Etaamb.openjustice.be
Bericht
gepubliceerd op 08 januari 2003

Bericht voorgeschreven bij artikel 74 van de bijzondere wet van 6 januari 1989 op het Arbitragehof Bij vonnis van 12 november 2002 in zake de vennootschap naar buitenlands recht Alfa Marine Group Ltd. en de n.v. Manta Agencies tegen de Belgische « Schendt artikel 74/4bis van de wet van 15 december 1980 betreffende de toegang tot het grondgebi(...)

bron
arbitragehof
numac
2002200015
pub.
08/01/2003
prom.
--
staatsblad
https://www.ejustice.just.fgov.be/cgi/article_body(...)
Document Qrcode

ARBITRAGEHOF


Bericht voorgeschreven bij artikel 74 van de bijzondere wet van 6 januari 1989 op het Arbitragehof Bij vonnis van 12 november 2002 in zake de vennootschap naar buitenlands recht Alfa Marine Group Ltd. en de n.v.
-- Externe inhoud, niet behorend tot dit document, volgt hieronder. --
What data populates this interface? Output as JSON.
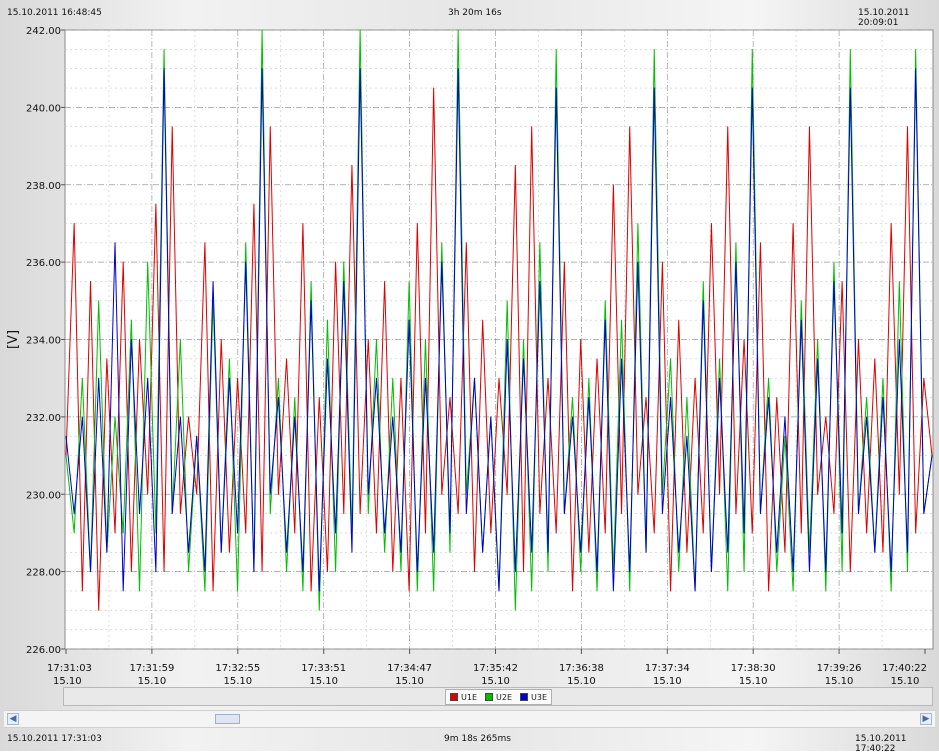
{
  "header": {
    "left_datetime": "15.10.2011 16:48:45",
    "center_duration": "3h 20m 16s",
    "right_datetime": "15.10.2011 20:09:01"
  },
  "footer": {
    "left_datetime": "15.10.2011 17:31:03",
    "center_duration": "9m 18s 265ms",
    "right_datetime": "15.10.2011 17:40:22"
  },
  "chart_data": {
    "type": "line",
    "ylabel": "[V]",
    "ylim": [
      226,
      242
    ],
    "yticks": [
      "226.00",
      "228.00",
      "230.00",
      "232.00",
      "234.00",
      "236.00",
      "238.00",
      "240.00",
      "242.00"
    ],
    "xticks": [
      {
        "time": "17:31:03",
        "date": "15.10"
      },
      {
        "time": "17:31:59",
        "date": "15.10"
      },
      {
        "time": "17:32:55",
        "date": "15.10"
      },
      {
        "time": "17:33:51",
        "date": "15.10"
      },
      {
        "time": "17:34:47",
        "date": "15.10"
      },
      {
        "time": "17:35:42",
        "date": "15.10"
      },
      {
        "time": "17:36:38",
        "date": "15.10"
      },
      {
        "time": "17:37:34",
        "date": "15.10"
      },
      {
        "time": "17:38:30",
        "date": "15.10"
      },
      {
        "time": "17:39:26",
        "date": "15.10"
      },
      {
        "time": "17:40:22",
        "date": "15.10"
      }
    ],
    "grid": true,
    "legend_position": "bottom-center",
    "series": [
      {
        "name": "U1E",
        "color": "#e00000",
        "values": [
          231,
          237,
          227.5,
          235.5,
          227,
          233.5,
          229,
          236,
          228,
          234,
          230,
          237.5,
          228,
          239.5,
          229.5,
          232,
          230,
          236.5,
          227.5,
          234,
          228.5,
          233,
          229,
          237.5,
          228,
          239.5,
          230,
          233.5,
          229,
          237,
          227.5,
          232.5,
          228,
          236,
          229.5,
          238.5,
          229.5,
          234,
          229,
          235.5,
          228,
          233,
          227.5,
          237,
          229,
          240.5,
          230,
          232.5,
          229.5,
          236.5,
          228,
          234.5,
          229,
          233,
          230,
          238.5,
          228,
          239.5,
          229.5,
          233,
          229,
          236,
          227.5,
          234,
          228.5,
          233.5,
          229,
          238,
          229.5,
          239.5,
          230,
          232.5,
          229,
          236,
          227.5,
          234.5,
          228.5,
          233,
          229,
          237,
          230,
          239.5,
          229.5,
          234,
          229,
          236.5,
          227.5,
          232.5,
          228.5,
          237,
          229,
          239.5,
          230,
          232,
          229.5,
          235.5,
          228,
          234,
          229,
          233.5,
          228.5,
          237,
          230,
          239.5,
          229,
          233,
          231
        ]
      },
      {
        "name": "U2E",
        "color": "#00c000",
        "values": [
          231,
          229,
          233,
          228,
          235,
          228.5,
          232,
          229,
          234.5,
          227.5,
          236,
          229,
          241.5,
          229.5,
          234,
          228,
          231.5,
          227.5,
          235,
          228.5,
          233.5,
          227.5,
          236.5,
          228,
          242,
          229.5,
          233,
          228,
          232.5,
          227.5,
          235.5,
          227,
          234.5,
          228,
          236,
          229,
          242,
          229.5,
          234,
          228.5,
          233,
          228,
          235.5,
          227.5,
          234,
          227.5,
          236.5,
          228.5,
          242,
          230,
          233,
          228.5,
          232,
          227.5,
          235,
          227,
          234,
          227.5,
          236.5,
          228,
          241.5,
          229.5,
          232.5,
          228,
          233,
          227.5,
          235,
          228,
          234.5,
          227.5,
          237,
          228.5,
          241.5,
          230,
          233.5,
          228,
          232.5,
          227.5,
          235.5,
          228,
          233.5,
          227.5,
          236.5,
          228,
          241.5,
          229.5,
          233,
          228,
          231.5,
          227.5,
          235,
          228.5,
          234,
          227.5,
          236,
          228,
          241.5,
          229.5,
          232.5,
          228.5,
          233,
          227.5,
          235.5,
          228,
          241.5,
          229.5,
          231
        ]
      },
      {
        "name": "U3E",
        "color": "#0000d0",
        "values": [
          231.5,
          229.5,
          232,
          228,
          233,
          228.5,
          236.5,
          227.5,
          234,
          229.5,
          233,
          228,
          241,
          229.5,
          232,
          228.5,
          231.5,
          228,
          235.5,
          228.5,
          233,
          229,
          236,
          228,
          241,
          230,
          232.5,
          228.5,
          232,
          228,
          235,
          227.5,
          233.5,
          229,
          235.5,
          228.5,
          241,
          230,
          233,
          229,
          232,
          228.5,
          234.5,
          228,
          233,
          228.5,
          236,
          229,
          241,
          229.5,
          233,
          228.5,
          232,
          227.5,
          234,
          228,
          233.5,
          228.5,
          235.5,
          228.5,
          240.5,
          229.5,
          232,
          228.5,
          232.5,
          228,
          234.5,
          227.5,
          233.5,
          228,
          236,
          228.5,
          240.5,
          229.5,
          232.5,
          228.5,
          231.5,
          227.5,
          235,
          228,
          233,
          228.5,
          236,
          229,
          240.5,
          229.5,
          232.5,
          228.5,
          232,
          228,
          234.5,
          228,
          233.5,
          228,
          235.5,
          229,
          240.5,
          229.5,
          232,
          228.5,
          232.5,
          228,
          234,
          228.5,
          241,
          229.5,
          231
        ]
      }
    ]
  }
}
Manta Agencies tegen de Belgische Staat, waarvan de expeditie ter griffie van het Arbitragehof is ingekomen op 25 november 2002, heeft de Rechtbank van eerste aanleg te Antwerpen de volgende prejudiciële vraag gesteld : « Schendt artikel 74/4bis van de wet van 15 december 1980 betreffende de toegang tot het grondgebied, het verblijf, de vestiging en de verwijdering van vreemdelingen, ingevoegd bij de wet van 8 maart 1995, de artikelen 10 en 11 van de Grondwet in samenhang gelezen met artikel 6 van het Europees Verdrag tot Bescherming van de rechten van de mens en de fundamentele vrijheden en in samenhang gelezen met de algemene rechtsbeginselen (waaronder het redelijkheidsbeginsel en het evenredigheidsbeginsel), a) in zoverre de verwerende vervoerder een Belgisch rechtscollege wordt ontzegd dat over voldoende rechtsmacht beschikt voor een volledige daadwerkelijke toetsing van de zaak en van de beslissing waarbij door de administratieve overheid aan de verwerende vervoerder een administratieve geldboete wordt opgelegd;b) in zoverre de personen aan wie een administratieve geldboete wordt opgelegd op grond van genoemd artikel 74/4bis , verstoken zijn van een daadwerkelijke en volledige jurisdictionele toetsing die het de rechter, ten aanzien van die boete, mogelijk maakt, enerzijds, verzachtende omstandigheden in aanmerking te nemen en, anderzijds, het bedrag ervan evenredig te maken naar gelang van de ernst van de gepleegde inbreuk ? » Die zaak is ingeschreven onder nummer 2574 van de rol van het Hof. De griffier, L. Potoms.